Et lorsque j'ai commencé à me promener avec une poussette, j'en suis carrément arrivée à la conclusion que les bonnes manières étaient désormais aussi rares qu'un sourire sur une photo de passeport, un été sans festival ou un médecin de famille au Québec en 2009.
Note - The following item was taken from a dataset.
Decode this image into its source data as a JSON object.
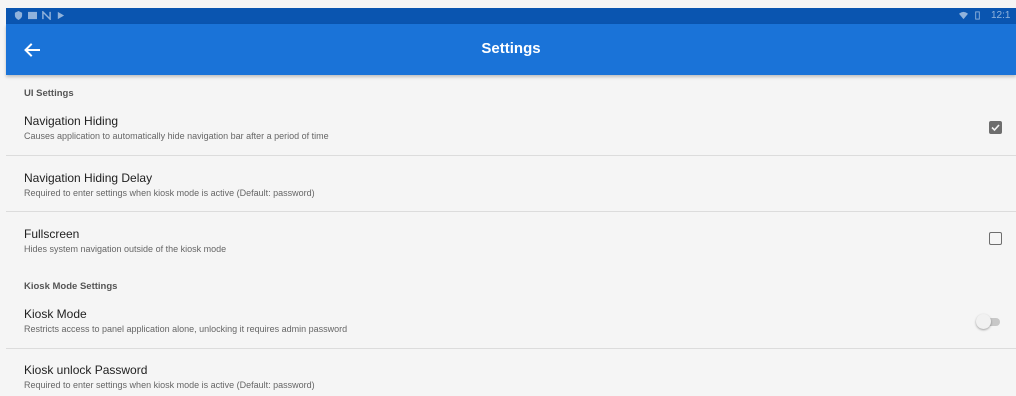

Mais vous ne connaissez pas encore la meilleure: avez-vous déjà entendu dire que le fait de tenir la porte à quelqu'un augmentait les risques de tendinite? Eh bien moi, oui! Qui plus est, cette brillante affirmation était énoncée par un jeune type dont le t-shirt noir moulant révélait un tas de muscles aussi gonflés que lui! J'ai également vu quantité d'hommes se faufiler devant moi pendant que je me débattais en compagnie de fiston avec la porte d'un commerce, sans parler de la fois où je me suis fait engueuler par une ado parce que je bloquais l'entrée d'une boulangerie avec ma poussette double. Ce jour-là, excédée, je ne me suis pas gênée pour exploser. Mais au lieu d'en tirer une quelconque satisfaction, j'ai eu la tremblote pendant des heures, secouée parce trop-plein d'émotion...
"Ah oui? Ah bon!"
«La colère est souvent mauvaise conseillère» assure Denyse Bisson, propriétaire du Remarquable, une entreprise de Québec spécialisée en étiquette. «Idéalement, dit-elle, on devrait toujours attendre que notre réaction s'apaise avant de parler, car plutôt que de nous faire du bien, ce genre de défoulement nous fait perdre le peu d'énergie qui nous reste. Ça me fait d'ailleurs penser à une histoire, celle de deux femmes sur le point d'accoucher. L'une dit à l'autre:
- Si vous saviez à quel point mon mari m'aime! À la naissance de notre premier enfant, il m'a offert un manteau de zibeline.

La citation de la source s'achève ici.